All public API is available from the top-level ralphify package. The API runs the same core loop as the CLI, so everything you can do with ralph run you can do from Python.

Quick start

from pathlib import Path
from ralphify import run_loop, RunConfig, RunState

config = RunConfig(
    agent="claude -p --dangerously-skip-permissions",
    ralph_dir=Path("my-ralph"),
    ralph_file=Path("my-ralph/RALPH.md"),
    commands=[],
    max_iterations=3,
)
state = RunState(run_id="my-run")
run_loop(config, state)

This runs the same loop as ralph run my-ralph -n 3. When the loop finishes, state contains the results.


run_loop(config, state, emitter=None)

The main loop. Reads RALPH.md, runs commands, assembles prompts, pipes them to the agent, and repeats. Blocks until the loop finishes.
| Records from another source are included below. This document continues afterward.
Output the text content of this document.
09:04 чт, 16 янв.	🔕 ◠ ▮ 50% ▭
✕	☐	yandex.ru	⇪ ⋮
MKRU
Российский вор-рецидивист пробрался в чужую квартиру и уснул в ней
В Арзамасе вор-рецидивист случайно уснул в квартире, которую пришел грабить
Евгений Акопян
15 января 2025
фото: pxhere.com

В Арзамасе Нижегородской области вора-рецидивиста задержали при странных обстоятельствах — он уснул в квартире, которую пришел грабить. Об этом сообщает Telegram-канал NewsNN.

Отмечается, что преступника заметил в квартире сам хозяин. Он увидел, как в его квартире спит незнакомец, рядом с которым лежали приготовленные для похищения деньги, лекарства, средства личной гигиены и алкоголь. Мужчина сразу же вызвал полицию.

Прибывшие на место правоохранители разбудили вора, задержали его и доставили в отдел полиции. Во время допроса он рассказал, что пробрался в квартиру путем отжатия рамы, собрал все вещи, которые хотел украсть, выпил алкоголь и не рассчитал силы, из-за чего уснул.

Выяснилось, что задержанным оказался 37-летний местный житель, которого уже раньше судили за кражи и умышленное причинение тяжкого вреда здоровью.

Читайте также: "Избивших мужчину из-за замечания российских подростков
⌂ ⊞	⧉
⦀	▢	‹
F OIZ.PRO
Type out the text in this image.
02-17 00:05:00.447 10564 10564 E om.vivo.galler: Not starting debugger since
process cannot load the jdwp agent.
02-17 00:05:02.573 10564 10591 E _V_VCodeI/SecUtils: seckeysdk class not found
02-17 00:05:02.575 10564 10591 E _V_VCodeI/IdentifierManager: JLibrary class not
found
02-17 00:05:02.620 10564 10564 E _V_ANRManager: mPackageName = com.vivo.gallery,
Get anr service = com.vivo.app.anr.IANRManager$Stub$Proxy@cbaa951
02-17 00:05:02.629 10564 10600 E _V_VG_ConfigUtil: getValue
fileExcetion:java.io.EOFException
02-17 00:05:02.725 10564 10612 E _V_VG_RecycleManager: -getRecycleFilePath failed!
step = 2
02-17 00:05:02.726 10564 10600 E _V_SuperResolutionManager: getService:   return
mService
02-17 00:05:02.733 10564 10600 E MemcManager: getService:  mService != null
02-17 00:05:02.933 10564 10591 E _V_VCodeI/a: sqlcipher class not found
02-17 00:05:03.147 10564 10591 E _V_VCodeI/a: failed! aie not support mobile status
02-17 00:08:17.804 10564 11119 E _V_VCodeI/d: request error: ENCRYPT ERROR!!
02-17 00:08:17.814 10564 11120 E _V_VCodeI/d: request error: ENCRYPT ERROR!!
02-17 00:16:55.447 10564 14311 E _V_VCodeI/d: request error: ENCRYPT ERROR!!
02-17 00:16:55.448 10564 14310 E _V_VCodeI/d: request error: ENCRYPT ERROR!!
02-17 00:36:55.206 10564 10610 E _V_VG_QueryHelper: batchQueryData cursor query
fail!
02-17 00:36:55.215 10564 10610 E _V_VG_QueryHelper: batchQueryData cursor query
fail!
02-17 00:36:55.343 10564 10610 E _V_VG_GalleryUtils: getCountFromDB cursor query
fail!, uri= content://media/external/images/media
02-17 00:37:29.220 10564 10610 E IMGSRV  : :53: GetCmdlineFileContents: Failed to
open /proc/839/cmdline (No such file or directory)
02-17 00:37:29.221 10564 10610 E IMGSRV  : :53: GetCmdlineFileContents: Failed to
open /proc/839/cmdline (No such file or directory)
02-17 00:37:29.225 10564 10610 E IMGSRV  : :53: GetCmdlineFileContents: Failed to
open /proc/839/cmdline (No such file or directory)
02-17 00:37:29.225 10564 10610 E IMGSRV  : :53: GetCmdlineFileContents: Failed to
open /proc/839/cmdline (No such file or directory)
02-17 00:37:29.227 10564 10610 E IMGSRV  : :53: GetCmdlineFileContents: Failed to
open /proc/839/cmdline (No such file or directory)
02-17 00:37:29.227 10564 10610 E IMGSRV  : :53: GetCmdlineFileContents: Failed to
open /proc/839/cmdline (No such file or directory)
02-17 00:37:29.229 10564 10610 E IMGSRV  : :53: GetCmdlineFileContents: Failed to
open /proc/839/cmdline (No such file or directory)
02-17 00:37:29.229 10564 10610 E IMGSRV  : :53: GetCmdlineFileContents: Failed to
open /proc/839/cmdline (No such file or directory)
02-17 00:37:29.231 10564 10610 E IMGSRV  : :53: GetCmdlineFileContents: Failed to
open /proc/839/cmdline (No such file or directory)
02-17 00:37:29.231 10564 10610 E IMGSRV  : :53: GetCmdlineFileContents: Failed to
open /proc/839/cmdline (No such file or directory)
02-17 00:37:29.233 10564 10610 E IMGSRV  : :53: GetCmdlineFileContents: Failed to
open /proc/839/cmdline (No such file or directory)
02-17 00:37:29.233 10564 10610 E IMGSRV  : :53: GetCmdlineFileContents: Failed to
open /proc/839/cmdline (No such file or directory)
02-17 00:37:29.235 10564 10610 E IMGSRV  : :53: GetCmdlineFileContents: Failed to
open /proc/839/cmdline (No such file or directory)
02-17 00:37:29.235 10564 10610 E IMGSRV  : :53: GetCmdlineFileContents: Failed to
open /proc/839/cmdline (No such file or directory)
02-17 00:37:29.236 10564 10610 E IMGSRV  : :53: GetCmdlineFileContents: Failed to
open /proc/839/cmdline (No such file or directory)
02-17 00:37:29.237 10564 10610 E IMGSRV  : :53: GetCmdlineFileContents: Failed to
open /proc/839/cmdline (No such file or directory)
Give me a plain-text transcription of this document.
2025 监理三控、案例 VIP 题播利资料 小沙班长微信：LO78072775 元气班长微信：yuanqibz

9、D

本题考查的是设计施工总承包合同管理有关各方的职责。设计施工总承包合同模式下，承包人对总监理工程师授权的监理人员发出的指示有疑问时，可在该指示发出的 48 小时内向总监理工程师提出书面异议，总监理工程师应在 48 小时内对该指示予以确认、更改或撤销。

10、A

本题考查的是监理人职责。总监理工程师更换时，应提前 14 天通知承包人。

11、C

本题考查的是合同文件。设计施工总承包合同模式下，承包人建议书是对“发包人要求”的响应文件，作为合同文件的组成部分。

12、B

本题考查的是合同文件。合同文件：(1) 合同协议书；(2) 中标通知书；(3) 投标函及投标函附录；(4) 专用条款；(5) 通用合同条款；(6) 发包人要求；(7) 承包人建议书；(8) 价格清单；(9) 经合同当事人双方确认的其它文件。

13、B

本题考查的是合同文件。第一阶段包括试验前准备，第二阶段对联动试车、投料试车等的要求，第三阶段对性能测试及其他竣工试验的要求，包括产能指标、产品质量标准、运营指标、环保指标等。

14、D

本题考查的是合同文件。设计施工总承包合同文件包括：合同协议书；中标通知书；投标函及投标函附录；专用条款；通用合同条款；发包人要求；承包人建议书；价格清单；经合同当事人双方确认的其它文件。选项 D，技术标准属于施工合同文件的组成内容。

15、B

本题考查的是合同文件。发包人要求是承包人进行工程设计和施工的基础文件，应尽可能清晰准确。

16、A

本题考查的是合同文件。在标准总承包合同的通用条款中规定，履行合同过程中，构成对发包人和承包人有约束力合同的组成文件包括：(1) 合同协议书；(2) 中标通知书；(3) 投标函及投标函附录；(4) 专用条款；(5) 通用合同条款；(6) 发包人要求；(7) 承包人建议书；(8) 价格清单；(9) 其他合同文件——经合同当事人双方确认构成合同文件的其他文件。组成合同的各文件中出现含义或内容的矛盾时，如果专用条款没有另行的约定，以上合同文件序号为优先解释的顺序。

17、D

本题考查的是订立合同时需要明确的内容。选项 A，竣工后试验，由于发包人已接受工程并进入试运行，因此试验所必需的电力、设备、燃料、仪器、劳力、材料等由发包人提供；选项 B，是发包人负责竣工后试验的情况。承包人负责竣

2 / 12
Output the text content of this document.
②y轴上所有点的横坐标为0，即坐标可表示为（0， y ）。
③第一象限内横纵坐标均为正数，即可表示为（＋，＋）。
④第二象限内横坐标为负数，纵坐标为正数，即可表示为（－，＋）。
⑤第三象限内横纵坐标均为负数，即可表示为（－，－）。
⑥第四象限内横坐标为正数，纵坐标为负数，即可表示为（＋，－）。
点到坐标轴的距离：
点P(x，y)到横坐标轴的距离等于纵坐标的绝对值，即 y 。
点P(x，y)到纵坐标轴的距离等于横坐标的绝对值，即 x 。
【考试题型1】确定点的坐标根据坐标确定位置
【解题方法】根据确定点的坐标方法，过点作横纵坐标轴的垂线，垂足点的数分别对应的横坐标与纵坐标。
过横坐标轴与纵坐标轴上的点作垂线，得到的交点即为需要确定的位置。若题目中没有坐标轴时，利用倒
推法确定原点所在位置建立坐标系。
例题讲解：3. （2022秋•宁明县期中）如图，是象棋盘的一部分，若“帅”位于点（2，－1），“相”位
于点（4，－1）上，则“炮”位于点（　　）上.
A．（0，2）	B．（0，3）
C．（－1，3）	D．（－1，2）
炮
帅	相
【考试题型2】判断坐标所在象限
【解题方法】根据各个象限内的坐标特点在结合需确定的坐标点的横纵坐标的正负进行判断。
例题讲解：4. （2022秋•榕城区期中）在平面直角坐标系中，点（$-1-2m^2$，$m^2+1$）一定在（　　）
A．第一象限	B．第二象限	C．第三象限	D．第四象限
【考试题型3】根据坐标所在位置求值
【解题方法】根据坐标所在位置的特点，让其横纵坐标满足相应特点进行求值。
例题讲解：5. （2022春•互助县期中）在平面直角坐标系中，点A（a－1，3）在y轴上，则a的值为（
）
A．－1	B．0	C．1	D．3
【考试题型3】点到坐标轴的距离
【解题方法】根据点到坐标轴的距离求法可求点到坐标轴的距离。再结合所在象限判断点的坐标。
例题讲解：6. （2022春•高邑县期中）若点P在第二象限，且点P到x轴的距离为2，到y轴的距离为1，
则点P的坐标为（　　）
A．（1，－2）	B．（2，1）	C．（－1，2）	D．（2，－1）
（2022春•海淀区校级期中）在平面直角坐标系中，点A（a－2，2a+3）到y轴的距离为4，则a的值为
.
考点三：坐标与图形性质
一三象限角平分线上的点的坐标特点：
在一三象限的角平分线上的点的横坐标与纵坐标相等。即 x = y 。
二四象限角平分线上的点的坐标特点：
Parameter Type Description
config RunConfig All settings for the run
state RunState Observable state — counters, status, control methods
emitter EventEmitter | None Event listener. None uses NullEmitter (silent)

RunConfig

All settings for a single run. Fields match the CLI options.

from pathlib import Path
from ralphify import RunConfig, Command

config = RunConfig(
    agent="claude -p --dangerously-skip-permissions",
    ralph_dir=Path("my-ralph"),
    ralph_file=Path("my-ralph/RALPH.md"),
    commands=[
        Command(name="tests", run="uv run pytest -x"),
        Command(name="lint", run="uv run ruff check ."),
    ],
    args={"dir": "./src", "focus": "performance"},
    max_iterations=10,
    delay=2.0,
    timeout=300,
    stop_on_error=True,
    log_dir=Path("ralph_logs"),
    project_root=Path("."),
)
Field Type Default Description
agent str -- Full agent command string
ralph_dir Path -- Path to the ralph directory
ralph_file Path -- Path to the RALPH.md file
commands list[Command] [] Commands to run each iteration
args dict[str, str] {} User argument values
max_iterations int | None None Max iterations (None = unlimited)
delay float 0 Seconds to wait between iterations
timeout float | None None Max seconds per iteration
stop_on_error bool False Stop loop if agent exits non-zero or times out
log_dir Path | None None Directory for iteration log files
credit bool True Append co-author trailer instruction to prompt
project_root Path Path(".") Project root directory

RunConfig is mutable — you can change fields mid-run, and the loop picks up changes at the next iteration boundary.


Command

A command that runs each iteration.

from ralphify import Command

cmd = Command(name="tests", run="uv run pytest -x")
cmd_slow = Command(name="integration", run="uv run pytest tests/integration", timeout=300)
Field Type Default Description
name str (required) Identifier used in {{ commands.<name> }} placeholders. Letters, digits, hyphens, and underscores only.
run str (required) Shell command to execute
timeout float 60 Max seconds before the command is killed

RunState

Observable state for a running loop. Thread-safe control methods let you stop, pause, and resume from another thread.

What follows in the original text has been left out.